Oldest with Youngest
This pairing has some good mojo behind it: The youngest child is cared for, while the older sibling can exert control. The baby of the family tends to be the type who needs attention; the firstborn, who was alone for a while in the family, doesn’t need to seek attention, because he or she usually got it. Relationship Tip: Emphasize the relative strengths of your personalities. If you’re married to a lastborn, don’t disparage what you see as his lack of responsibility. Instead, go with him on some adventures. Conversely, if you’re a lastborn married to an oldest child, you can learn how and why being serious can be a good idea.
Middle with Middle
Too bad Jan and Peter Brady couldn’t marry! Their smack-in-the-center, sensitive, compromising natures would have given them an edge in keeping a relationship healthy. In studies of marital satisfaction, middle children fare best all around. Even so, if both of you tend to be the secretive type, you could have difficulty communicating. Relationship Tip: Have frequent, air-clearing conversations about everything from money and sex to the kids, home and work so your individual needs don’t get drowned in a sea of compromise.
Youngest with Middle
While as a rule, middles can usually have harmonious relationships with someone from any birth order, this combo may present some issues. That’s because middles morph into the styles of the other types, depending on the dynamics of their particular family. A middle child with a much younger sib may act more like a lastborn (and the opposite situation may make the middle more like a firstborn). Relationship Tip: Try to figure out whether you have controlling tendencies (which you should keep in check so you don’t overwhelm your younger-sib spouse) or if you both are acting like “babies.”
Youngest with Youngest
These two can have a lot of fun—a pair of carefree, risk-taking lovers nearly always do. But the classic conundrum here is that no one wants to be in charge. You may find that neither of you wants to handle the finances or make other important decisions. Two last-born parents could be in a tough position: Both may prefer to be the kids’ friend, not the heavy hand when it comes to discipline, which puts a strain on a marriage. Relationship Tip: Try to figure out which of you is best at certain tasks (such as handling money or making decisions about the children), and then own up to that responsibility, rather than assuming the other will take care of it.
Onlies with Anyone
Unlike the other birth-order positions, only children haven’t been studied as much.
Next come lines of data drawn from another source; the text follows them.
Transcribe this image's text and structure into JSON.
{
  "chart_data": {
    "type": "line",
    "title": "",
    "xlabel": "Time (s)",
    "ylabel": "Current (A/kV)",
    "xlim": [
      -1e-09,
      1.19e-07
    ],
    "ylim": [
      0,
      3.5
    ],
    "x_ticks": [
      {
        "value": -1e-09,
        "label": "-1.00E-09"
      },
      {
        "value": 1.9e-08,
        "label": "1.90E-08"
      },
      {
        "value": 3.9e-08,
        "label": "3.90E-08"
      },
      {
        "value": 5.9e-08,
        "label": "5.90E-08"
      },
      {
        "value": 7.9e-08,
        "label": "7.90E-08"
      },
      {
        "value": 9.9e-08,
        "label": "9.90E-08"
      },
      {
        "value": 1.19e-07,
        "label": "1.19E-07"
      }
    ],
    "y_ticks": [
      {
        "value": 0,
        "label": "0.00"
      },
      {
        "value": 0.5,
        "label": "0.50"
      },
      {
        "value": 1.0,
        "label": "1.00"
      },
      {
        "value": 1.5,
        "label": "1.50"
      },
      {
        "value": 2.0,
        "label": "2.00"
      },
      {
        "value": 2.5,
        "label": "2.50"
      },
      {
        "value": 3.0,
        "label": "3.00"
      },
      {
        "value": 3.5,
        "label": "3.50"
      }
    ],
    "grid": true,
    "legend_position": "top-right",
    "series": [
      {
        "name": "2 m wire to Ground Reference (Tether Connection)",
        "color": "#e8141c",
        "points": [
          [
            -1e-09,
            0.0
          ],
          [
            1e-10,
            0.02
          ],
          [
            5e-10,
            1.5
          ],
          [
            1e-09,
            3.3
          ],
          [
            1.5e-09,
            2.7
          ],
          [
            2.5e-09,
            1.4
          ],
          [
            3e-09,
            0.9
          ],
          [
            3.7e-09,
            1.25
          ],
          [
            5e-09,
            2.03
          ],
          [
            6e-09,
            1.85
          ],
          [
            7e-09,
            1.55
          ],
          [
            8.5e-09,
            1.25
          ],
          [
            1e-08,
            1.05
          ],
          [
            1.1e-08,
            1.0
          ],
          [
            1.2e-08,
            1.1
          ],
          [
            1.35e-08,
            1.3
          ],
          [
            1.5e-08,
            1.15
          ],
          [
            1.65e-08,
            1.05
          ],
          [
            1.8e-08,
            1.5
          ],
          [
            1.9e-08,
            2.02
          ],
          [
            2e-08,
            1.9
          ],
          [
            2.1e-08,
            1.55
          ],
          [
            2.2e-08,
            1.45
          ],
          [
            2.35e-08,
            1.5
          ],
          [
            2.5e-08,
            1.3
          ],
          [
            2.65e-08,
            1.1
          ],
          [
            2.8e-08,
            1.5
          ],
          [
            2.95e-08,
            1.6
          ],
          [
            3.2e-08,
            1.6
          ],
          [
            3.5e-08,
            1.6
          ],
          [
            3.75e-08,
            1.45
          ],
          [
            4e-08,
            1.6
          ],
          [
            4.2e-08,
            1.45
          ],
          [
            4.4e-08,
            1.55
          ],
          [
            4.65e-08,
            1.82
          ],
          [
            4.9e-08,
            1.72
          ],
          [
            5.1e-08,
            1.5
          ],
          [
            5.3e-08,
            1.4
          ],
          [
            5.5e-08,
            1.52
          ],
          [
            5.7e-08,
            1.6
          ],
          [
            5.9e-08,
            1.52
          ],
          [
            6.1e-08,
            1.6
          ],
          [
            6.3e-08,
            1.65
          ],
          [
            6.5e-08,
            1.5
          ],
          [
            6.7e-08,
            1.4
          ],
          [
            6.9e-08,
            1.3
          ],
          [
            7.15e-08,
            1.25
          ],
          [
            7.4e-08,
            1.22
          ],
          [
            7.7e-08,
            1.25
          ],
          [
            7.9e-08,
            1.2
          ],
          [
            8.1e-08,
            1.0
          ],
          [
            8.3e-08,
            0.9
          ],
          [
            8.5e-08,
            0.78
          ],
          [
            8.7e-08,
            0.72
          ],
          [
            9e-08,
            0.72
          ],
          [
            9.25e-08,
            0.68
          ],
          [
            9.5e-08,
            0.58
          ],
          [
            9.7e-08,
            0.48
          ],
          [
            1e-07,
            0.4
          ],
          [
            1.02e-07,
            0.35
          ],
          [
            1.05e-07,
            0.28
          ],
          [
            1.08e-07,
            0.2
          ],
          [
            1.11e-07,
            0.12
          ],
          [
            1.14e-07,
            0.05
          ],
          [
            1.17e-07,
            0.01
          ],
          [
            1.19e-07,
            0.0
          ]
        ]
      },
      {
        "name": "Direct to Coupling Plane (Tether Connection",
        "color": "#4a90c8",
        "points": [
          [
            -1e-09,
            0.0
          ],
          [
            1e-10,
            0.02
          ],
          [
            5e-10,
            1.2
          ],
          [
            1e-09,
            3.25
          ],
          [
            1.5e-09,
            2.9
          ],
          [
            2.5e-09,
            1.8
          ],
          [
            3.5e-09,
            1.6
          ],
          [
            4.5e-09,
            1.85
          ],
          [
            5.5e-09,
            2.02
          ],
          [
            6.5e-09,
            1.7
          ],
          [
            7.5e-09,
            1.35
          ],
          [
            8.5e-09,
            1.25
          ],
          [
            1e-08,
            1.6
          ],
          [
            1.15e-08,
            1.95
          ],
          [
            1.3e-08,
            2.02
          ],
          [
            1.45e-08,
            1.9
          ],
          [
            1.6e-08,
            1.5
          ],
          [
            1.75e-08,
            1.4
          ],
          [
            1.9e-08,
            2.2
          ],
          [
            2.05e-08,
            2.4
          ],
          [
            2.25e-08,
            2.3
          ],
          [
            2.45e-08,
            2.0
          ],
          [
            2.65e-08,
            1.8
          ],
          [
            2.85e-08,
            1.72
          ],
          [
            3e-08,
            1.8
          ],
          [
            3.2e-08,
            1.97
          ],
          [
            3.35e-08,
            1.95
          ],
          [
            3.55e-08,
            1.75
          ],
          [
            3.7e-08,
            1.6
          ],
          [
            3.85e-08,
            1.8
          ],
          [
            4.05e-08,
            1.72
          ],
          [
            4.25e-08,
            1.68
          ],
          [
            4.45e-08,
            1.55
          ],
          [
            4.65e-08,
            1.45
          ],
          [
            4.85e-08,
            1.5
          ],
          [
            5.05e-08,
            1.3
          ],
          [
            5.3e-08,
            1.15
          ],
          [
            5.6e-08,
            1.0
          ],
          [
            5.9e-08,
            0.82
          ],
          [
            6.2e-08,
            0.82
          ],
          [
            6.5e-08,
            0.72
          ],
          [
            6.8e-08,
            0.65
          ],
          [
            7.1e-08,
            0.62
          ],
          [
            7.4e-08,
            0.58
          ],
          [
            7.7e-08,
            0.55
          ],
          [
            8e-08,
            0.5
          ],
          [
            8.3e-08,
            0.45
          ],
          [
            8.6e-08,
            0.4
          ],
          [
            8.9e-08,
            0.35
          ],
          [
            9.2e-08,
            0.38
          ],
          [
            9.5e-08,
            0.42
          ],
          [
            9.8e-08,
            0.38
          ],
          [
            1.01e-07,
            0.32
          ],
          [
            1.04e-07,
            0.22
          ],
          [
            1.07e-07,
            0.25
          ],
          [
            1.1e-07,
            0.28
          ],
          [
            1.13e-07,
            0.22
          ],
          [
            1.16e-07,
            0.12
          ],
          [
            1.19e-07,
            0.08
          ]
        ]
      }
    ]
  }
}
Most people assume an only child will resemble a firstborn in relationships, since they are, after all, first, but that doesn’t take into account the fact that an only never had an advisory (or bossy!) role with younger sibs. An only with a firstborn can be a good match if the only child acts less classically “firstborn.” And an only with the lastborn can present issues, if the only has had little experience with the relatively immature, attention-seeking behavior of the baby of the family. Perhaps no surprise, middles and onlies make a good match, with the middle child accustomed to the needy side as well as the possibly bossy side, of his or her “only” love. Relationship Tip: If you’re with an only, figuring out whether he’s more like an autocratic first born, or a pampered lastborn, will help you work through relationship snafus more smoothly. And if you are an only, you may do well seeking out a partner of any birth order who has a clutch of siblings, if you were the type who always missed siblings in your own home.